There is a difference between "undefined" and "unknown".
SQL NULL, and the resultant tristate operators used in SQL, specifically is based
on NULL representing the "unknown" value.
Perl undefined is a different concept--that of an uninitialized variable. This is
proven from its earliest versions where the value is coerced to 0 or '' (specific
values) when used (without warnings on).
Some Perl programs & modules (including DBI) attempt to correlate NULL and
undefined, for lack of a better match of concepts (Perl is missing the concept of
NULL, SQL is missing the concept of undefined, but that doesn't correctly imply
that the concepts each language _does_ have are correlated, or should be).

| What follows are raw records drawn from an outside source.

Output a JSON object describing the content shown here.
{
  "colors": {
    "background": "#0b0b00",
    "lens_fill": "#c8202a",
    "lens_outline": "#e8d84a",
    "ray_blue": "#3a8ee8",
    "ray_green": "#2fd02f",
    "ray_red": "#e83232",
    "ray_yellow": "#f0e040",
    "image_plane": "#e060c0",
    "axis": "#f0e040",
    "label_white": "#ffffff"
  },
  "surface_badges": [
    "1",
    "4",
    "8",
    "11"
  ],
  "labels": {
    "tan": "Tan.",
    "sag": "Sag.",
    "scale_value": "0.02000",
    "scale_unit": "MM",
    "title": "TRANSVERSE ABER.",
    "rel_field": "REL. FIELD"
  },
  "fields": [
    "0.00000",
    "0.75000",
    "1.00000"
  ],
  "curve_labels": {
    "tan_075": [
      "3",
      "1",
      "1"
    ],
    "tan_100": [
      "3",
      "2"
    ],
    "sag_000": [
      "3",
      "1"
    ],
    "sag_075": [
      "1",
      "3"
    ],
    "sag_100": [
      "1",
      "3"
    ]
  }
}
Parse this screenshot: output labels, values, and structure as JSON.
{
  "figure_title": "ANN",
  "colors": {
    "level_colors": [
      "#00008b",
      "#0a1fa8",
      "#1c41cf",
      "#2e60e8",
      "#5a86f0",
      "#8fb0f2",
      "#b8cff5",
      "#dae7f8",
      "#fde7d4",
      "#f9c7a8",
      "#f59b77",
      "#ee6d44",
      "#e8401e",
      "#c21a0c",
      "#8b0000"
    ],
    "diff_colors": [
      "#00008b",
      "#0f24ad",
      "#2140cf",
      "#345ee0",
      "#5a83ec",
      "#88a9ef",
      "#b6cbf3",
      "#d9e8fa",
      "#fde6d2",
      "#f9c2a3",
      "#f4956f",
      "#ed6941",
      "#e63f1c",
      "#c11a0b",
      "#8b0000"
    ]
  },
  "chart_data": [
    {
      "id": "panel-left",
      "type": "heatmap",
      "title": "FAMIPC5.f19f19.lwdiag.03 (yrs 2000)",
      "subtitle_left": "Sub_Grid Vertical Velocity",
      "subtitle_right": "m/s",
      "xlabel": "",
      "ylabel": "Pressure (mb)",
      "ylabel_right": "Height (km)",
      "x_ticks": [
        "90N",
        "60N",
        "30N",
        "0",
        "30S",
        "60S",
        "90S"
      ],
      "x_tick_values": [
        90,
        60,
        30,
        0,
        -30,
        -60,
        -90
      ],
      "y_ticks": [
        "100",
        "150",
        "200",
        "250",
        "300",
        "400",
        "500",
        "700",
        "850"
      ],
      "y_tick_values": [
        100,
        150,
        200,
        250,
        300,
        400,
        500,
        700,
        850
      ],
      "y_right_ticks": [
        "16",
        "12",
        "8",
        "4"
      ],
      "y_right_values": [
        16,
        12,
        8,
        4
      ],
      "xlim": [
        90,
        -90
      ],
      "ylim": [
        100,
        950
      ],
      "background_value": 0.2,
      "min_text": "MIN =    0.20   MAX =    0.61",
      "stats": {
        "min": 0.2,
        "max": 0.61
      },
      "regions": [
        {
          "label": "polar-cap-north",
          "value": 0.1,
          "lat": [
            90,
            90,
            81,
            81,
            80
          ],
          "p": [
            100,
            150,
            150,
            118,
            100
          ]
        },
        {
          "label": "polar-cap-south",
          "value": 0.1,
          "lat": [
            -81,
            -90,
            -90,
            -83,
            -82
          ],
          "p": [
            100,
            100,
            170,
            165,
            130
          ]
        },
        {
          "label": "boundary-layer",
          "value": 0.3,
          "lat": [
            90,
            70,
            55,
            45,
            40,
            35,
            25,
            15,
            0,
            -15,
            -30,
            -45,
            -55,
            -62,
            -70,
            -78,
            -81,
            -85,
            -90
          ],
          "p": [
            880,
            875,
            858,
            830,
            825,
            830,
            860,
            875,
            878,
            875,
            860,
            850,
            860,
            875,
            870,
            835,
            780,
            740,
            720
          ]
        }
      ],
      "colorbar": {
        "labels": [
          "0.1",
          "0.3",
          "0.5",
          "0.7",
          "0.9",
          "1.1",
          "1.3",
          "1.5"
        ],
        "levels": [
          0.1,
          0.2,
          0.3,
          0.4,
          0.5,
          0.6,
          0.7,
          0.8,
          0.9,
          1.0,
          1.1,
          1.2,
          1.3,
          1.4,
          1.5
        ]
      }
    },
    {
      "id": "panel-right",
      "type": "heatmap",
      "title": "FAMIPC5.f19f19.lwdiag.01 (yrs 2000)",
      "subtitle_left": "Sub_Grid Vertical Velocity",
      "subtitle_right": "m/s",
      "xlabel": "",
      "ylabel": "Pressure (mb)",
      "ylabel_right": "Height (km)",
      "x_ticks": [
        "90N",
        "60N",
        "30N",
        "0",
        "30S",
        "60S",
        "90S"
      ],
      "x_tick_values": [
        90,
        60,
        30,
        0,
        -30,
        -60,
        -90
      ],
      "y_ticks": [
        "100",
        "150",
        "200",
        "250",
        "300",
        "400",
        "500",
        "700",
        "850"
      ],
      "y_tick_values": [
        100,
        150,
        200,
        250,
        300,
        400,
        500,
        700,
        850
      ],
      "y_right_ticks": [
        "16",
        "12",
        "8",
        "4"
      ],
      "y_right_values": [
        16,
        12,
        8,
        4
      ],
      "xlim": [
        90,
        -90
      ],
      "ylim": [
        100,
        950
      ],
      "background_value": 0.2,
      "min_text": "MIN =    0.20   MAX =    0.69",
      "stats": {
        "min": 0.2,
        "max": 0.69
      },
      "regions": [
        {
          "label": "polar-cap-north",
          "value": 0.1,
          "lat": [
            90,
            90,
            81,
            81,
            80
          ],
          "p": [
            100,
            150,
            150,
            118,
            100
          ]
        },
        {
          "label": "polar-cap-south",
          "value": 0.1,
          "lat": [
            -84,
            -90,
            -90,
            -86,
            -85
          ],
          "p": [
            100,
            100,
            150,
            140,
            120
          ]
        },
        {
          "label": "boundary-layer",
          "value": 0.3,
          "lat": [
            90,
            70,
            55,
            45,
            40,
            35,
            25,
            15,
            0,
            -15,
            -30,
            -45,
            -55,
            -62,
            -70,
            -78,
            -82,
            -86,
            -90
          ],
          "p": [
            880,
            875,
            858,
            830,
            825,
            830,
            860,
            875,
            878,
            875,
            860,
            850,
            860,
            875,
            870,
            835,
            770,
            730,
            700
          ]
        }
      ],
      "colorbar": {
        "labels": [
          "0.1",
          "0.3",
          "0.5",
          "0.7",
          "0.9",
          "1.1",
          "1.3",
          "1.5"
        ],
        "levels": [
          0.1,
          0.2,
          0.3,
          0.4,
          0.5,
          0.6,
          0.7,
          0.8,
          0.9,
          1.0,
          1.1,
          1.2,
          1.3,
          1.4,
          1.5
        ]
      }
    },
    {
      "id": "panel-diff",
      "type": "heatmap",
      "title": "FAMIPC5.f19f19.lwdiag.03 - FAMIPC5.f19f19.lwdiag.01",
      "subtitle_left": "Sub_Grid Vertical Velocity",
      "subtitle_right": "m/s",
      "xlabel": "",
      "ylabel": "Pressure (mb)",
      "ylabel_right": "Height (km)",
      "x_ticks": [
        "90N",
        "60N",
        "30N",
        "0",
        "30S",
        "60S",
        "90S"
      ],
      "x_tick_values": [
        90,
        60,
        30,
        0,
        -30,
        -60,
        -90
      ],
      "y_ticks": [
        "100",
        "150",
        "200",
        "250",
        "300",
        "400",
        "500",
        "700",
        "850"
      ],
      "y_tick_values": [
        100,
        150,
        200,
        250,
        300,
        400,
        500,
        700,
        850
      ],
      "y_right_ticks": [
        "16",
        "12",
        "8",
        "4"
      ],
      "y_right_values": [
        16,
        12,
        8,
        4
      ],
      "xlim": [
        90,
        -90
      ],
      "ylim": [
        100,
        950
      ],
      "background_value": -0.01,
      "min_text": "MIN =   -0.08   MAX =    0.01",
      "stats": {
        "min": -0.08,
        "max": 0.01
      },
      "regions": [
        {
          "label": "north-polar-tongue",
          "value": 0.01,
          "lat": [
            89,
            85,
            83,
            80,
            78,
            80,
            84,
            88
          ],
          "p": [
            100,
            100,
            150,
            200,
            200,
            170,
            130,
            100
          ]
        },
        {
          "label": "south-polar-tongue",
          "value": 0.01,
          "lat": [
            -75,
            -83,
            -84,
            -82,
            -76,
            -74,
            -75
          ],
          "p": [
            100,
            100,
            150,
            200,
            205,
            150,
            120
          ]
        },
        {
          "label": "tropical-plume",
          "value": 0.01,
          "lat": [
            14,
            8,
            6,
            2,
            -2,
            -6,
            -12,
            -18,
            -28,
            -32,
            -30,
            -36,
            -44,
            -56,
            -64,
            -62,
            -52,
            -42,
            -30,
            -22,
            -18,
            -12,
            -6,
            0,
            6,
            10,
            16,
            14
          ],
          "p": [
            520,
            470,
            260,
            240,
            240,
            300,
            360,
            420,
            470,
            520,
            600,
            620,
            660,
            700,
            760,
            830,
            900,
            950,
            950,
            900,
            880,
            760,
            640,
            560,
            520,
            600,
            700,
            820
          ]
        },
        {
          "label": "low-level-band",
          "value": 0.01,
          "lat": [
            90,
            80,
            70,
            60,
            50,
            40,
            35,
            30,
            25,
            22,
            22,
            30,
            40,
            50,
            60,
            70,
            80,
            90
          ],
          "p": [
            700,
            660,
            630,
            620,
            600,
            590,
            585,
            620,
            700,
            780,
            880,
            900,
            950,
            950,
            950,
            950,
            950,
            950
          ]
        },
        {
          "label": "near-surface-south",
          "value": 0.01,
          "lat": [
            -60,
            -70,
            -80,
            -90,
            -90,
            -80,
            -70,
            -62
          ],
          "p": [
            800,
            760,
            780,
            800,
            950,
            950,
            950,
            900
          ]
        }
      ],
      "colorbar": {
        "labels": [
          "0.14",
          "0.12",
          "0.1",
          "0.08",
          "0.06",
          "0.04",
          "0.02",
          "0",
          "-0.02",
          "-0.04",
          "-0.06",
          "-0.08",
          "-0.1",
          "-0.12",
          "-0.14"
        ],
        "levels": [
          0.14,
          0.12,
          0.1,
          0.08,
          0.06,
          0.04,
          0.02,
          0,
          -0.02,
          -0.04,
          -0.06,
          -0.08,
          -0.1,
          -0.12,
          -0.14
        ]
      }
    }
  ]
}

If you want NULL, RFC it is a new concept. DBI could then be ported to Perl 6,
and the power of using NULL in its operators (perhaps together with transactional
variables) could make Perl an extremely powerful database manipulation language
and would make the language, complementary to and augmenting SQL in ways no other
language currently does.
Do not attempt to further the inappropriate correlation between undefined and
NULL.
Any OO language with full operator overloading could write objects/operators that
behave like SQL values, and implement tristate logic for those objects, just like
SQL does. Perhaps you should attempt that, and RFC the failures. I would
recommend, however, that you not attempt to use the concept of undefined to
implement the concept of NULL, at least not visibly...
--
Glenn
=====
Even if you're on the right track,
you'll get run over if you just sit there.